— Но я не имею потребности в дополнительной рабочей силе, мой мальчик. И мне кажется, что я тебе это уже говорил.
— Начальник артели дал мне тумака. По спине. В знак того, что я готов.
— Ага… Удивительно. Сам Неби?
— Никто иной.
— Что умеешь? По-настоящему.
— Готовить гладкую подложку из гипсовой штукатурки.
— Ну да, ну да… Почему бы тебе не остаться при этом занятии? Хороший штукатур в селении, знаешь ли, всегда при деле.
— Мне хочется пойти дальше.
— А сумеешь?
— Увидите.
— Никто не вправе не подчиняться приказам начальника артели, — признал Шед Избавитель, — и посему я должен буду отдать тебя в руки рисовальщиков. Пусть они попробуют преподать тебе хотя бы начальные навыки своего ремесла: И ты, полагаю, сам вскоре поймешь, что нет у тебя дарований, потребных для нашей работы. Знаешь, сколько таких, как ты, у нас побывало? И все обожглись. Впрочем, сейчас даже это невозможно.
Панеб вскипел.
— Это еще почему?
— Несколько дней селение будет жить событием из ряда вон выходящим: нам предстоит завершить ряд срочных и ответственных работ. Вот почему у нас совершенно нет времени на обучение подмастерья.
Панеб решил, что художник над ним издевается.
— А что стряслось?
— Рамсес Великий прибывает на торжественное освящение храма.
64
А вот если бы с престарелым царем что-нибудь стряслось… Несчастный случай.

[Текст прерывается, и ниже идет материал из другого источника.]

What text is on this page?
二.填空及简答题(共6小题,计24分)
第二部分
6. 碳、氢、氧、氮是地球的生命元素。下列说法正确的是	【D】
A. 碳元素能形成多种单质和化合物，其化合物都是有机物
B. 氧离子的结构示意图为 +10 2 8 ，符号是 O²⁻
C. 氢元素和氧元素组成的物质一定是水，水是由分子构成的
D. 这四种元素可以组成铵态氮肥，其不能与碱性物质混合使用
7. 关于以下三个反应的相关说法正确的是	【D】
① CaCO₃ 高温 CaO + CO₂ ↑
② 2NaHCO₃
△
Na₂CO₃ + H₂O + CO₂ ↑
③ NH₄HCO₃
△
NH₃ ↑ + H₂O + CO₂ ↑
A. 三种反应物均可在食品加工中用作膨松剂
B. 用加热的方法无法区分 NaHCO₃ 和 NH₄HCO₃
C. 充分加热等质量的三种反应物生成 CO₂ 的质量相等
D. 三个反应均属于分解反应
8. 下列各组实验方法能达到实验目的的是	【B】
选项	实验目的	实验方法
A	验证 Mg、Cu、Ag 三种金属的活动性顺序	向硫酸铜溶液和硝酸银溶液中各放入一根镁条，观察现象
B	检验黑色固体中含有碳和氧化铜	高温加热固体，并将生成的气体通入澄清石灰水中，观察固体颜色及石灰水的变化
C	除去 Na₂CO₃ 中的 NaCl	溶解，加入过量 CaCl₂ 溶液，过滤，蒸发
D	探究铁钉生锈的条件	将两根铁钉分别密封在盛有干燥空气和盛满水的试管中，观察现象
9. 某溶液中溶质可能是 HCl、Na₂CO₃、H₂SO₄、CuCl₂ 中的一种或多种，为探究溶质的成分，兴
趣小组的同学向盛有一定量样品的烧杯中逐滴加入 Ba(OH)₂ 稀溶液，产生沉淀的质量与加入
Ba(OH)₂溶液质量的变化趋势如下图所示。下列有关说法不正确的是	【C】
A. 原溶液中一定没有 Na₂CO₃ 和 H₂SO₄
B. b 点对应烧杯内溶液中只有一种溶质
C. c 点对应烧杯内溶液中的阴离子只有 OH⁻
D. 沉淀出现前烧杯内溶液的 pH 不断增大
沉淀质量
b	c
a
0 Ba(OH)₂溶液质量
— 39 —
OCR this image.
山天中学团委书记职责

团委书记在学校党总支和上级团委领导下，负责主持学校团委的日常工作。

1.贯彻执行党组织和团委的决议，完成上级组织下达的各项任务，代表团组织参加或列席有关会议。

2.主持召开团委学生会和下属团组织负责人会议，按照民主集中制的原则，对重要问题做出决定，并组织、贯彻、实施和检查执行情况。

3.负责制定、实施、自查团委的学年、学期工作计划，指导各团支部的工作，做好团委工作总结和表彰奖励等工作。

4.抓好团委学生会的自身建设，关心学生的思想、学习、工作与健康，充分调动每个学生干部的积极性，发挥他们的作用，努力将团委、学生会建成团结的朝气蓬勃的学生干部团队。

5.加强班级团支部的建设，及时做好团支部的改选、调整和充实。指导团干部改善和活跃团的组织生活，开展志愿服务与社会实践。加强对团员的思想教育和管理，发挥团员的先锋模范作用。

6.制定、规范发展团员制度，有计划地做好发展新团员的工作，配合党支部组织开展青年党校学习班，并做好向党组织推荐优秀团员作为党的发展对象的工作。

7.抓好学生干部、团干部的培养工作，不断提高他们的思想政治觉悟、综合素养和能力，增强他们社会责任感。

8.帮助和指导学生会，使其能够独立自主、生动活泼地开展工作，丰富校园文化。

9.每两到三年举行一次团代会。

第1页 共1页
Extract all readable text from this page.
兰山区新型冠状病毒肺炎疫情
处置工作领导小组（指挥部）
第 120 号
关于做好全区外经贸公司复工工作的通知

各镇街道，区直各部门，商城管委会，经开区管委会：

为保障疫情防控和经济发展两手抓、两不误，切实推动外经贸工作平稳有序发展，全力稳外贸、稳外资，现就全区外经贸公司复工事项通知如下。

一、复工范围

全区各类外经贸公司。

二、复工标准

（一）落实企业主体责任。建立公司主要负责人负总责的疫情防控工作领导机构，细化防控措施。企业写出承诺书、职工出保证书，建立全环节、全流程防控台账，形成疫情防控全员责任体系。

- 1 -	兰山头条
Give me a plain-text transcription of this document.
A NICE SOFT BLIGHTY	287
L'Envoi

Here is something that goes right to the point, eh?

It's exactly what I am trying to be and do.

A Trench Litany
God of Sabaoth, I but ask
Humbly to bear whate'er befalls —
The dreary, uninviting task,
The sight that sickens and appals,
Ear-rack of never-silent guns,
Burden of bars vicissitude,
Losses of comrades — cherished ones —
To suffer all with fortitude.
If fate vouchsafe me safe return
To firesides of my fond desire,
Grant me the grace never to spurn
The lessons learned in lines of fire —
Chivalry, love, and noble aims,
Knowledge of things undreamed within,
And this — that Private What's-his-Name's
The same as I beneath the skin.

И хорошо бы со смертельным исходом, Эта соблазнительная мысль не покидала Мехи с тех пор, как его вместе со всей фиванской знатью уведомили о прибытии фараона. А ведь это царь, и никто иной, удерживает начальника Собека на его месте и надзирает за Местом Истины, никогда не теряя бдительности. Исчез бы Рамсес, и селение лишилось бы своего главного защитника и хранителя.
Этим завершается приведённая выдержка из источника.